Some of Sage’s “Connected Services” may be just the ticket for this.   Connected Services are online, web- or mobile-based services, integrated with a Sage product and designed to solve specific business issues for Sage customers. In some instances, they are provided at no charge, in others, they can be purchased on a subscription basis or included with a Sage Business Care Plan. Sage groups these into various categories as follows:

  • Employer Services: learning management service, performance management service, recruiting service
  • Financial Services: payments service, credit checking service, billing service
  • Operations Services: payroll service, direct deposit service, tax service, compliance service
  • Sales and Marketing Services: E-marketing service, business information, business intelligence services
  • Vertical Services: Healthcare patient and physician services, construction project management services, fundraising and grant management services

There is a distinct advantage to offering these as separate services.
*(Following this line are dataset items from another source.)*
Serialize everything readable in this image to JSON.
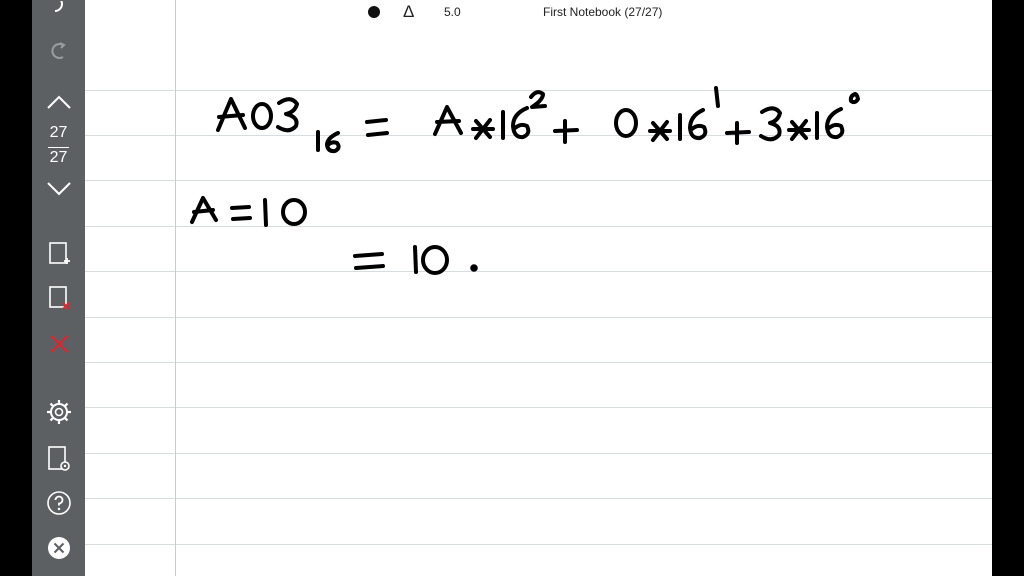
{
  "toolbar": {
    "zoom": "5.0",
    "title": "First Notebook (27/27)",
    "pen_icon": "delta-pen-icon",
    "record_icon": "black-dot-icon"
  },
  "sidebar": {
    "current_page": "27",
    "total_pages": "27",
    "icons": [
      "undo-icon",
      "redo-icon",
      "page-up-icon",
      "page-down-icon",
      "add-page-icon",
      "delete-page-icon",
      "clear-icon",
      "settings-icon",
      "page-settings-icon",
      "help-icon",
      "close-icon"
    ]
  },
  "colors": {
    "sidebar": "#5d6063",
    "paper": "#ffffff",
    "rule_line": "#d8dcdf",
    "margin_line": "#f0b8d0",
    "delete_accent": "#e0242c",
    "ink": "#000000"
  }
}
By creating these as add-on, external components, Sage can develop them once and make them available to all product lines, rather than having to develop employer or financial (or other) services for each of its separate products. Combining the original product offering with a host of services such as these, Sage  may just be able to get its existing customers to make the paradigm shift from being Accpac, Adonix, ACT!, SalesLogix (etc., etc.) customers to being Sage customers.  And then they will be well on their way to being a real “name” in North America.